O movimento teve início na província de Poisava onde em poucos dias foram devastadas 54 casas senhoriais; dali o movimento propagou-se à província de Karkov, onde 23 casas senhoriais tiveram a mesma sorte; depois às províncias de Volinsk, Guernikovsk, Voronek e Saratov, onde o movimento se prolongou até julho e terminou com verdadeiras “operações militares” por parte dos camponeses. Estes, contando com seus próprios recursos, construíram uma espécie de canhão com um tubo de chaminé, carregaram-no de pólvora e dispararam contra a janela de uma das casas senhoriais.
A tenacidade manifestada nessa ocasião pelos camponeses da província de Saratov não era casual, como logo veremos. Os primeiros passos do movimento demonstraram de modo evidente até que ponto a sua ideologia se achava distante da do proletariado das fábricas. Os operários não só protestavam contra os patrões mas também contra a autocracia; os agentes desta, como vimos, viram-se forçados a empregar todos os recursos para conseguirem desagregar, temporariamente pelo menos, os operários, e privar o movimento grevista de seu caráter político. No movimento camponês não havia nada disto. Os camponeses estavam inteiramente convencidos de que ao devastar os bens dos fazendeiros agiam de acordo com a vontade do czar. Quando as proclamações revolucionárias — nas quais se falava da entrega da terra aos camponeses — caiam nas suas mãos, atribuíam-nas ao czar. Circulavam lendas de toda a natureza, como a que o czar viajara para o estrangeiro para livrar-se do fazendeiro e deixara a coroa ao herdeiro, que transmitira o poder aos camponeses. Por isso, os camponeses agiam completamente tranquilos, persuadidos de que estavam em seu direito. Quando apareciam tropas e os chefes ameaçavam disparar suas armas, a multidão convicta, respondia:
“Não te atreverás a tanto; o czar não o permite”.
E quando, apesar de tudo, a tropa fazia fogo e a multidão se dispersava deixando no local mortos e feridos, os camponeses, ao reunirem-se no dia seguinte, diziam que o oficial se veria obrigado a responder por seus atos “ante o imperador”.
O mais curioso é que uma das primeiras casas senhoriais devastadas pertencia a um membro da família czarista o duque Meklenburg-Stelitski.

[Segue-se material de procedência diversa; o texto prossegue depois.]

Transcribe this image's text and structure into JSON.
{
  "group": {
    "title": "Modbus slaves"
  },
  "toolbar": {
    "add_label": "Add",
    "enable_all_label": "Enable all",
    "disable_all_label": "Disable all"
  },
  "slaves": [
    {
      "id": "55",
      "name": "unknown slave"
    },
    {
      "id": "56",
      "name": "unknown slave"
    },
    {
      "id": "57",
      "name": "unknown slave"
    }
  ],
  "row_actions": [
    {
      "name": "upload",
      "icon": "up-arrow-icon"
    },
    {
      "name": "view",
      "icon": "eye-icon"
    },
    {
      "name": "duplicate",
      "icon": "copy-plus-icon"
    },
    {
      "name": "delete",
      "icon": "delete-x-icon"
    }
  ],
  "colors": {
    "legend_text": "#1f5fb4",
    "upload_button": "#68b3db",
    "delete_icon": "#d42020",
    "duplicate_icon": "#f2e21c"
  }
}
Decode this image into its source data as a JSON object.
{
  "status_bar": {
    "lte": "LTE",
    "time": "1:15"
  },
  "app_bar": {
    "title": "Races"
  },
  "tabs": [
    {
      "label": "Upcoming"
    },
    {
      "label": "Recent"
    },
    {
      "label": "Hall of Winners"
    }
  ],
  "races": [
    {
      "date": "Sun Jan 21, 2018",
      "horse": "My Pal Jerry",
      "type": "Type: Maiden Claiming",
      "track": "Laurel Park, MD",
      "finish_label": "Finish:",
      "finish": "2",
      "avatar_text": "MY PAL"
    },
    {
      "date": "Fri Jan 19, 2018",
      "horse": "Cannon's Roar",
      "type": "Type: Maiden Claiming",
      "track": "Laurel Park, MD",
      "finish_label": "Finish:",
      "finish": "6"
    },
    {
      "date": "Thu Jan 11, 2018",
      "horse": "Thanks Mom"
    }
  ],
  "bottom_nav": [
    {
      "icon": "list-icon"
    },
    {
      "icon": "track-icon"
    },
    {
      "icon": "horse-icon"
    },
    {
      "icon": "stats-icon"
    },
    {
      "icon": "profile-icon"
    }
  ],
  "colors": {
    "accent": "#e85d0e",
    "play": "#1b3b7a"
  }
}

Nem esta circunstância esclarecia os camponeses. Não podiam compreender que os Romanov fossem fazendeiros, antes de tudo. Os objetivos que os impeliam eram tão ingênuos que nenhum “economista" poderia imaginar “melhor”.
“Não temos um palmo de terra, que nos forneça alimentos; é preciso que no-lo deem pois, do contrário, tomá-lo-emos à forca; dai-nos 5 puds de trigo a cada um e outro tanto de terra” (isto é, à razão de 5 deciatinas), diziam os revoltosos.
Na realidade, eles possuíam terra à razão de 2 deciatinas. Viam-se obrigados a arrendar a terra pela qual 5 anos atrás pagavam 5-6 rublos a deciatina e que agora custava 12-10. Até mesmo a “nota oficial” do governo a respeito das “desordens” de Poltava reconhecia que a situação econômica dos camponeses daquela província “não era, de modo algum, satisfatória”. Mas a nota oficial via a causa principal dessas “desordens” na “propaganda contra o governo”. Esta afirmação não podia ser mais absurda no tocante à província de Poltava: como vimos, os camponeses da aludida província atribuíam, também, a responsabilidade das proclamações revolucionárias a Nicolau II. Para eles, portanto, tratava-se mais de uma propaganda “governamental” que de uma propaganda contra o governo.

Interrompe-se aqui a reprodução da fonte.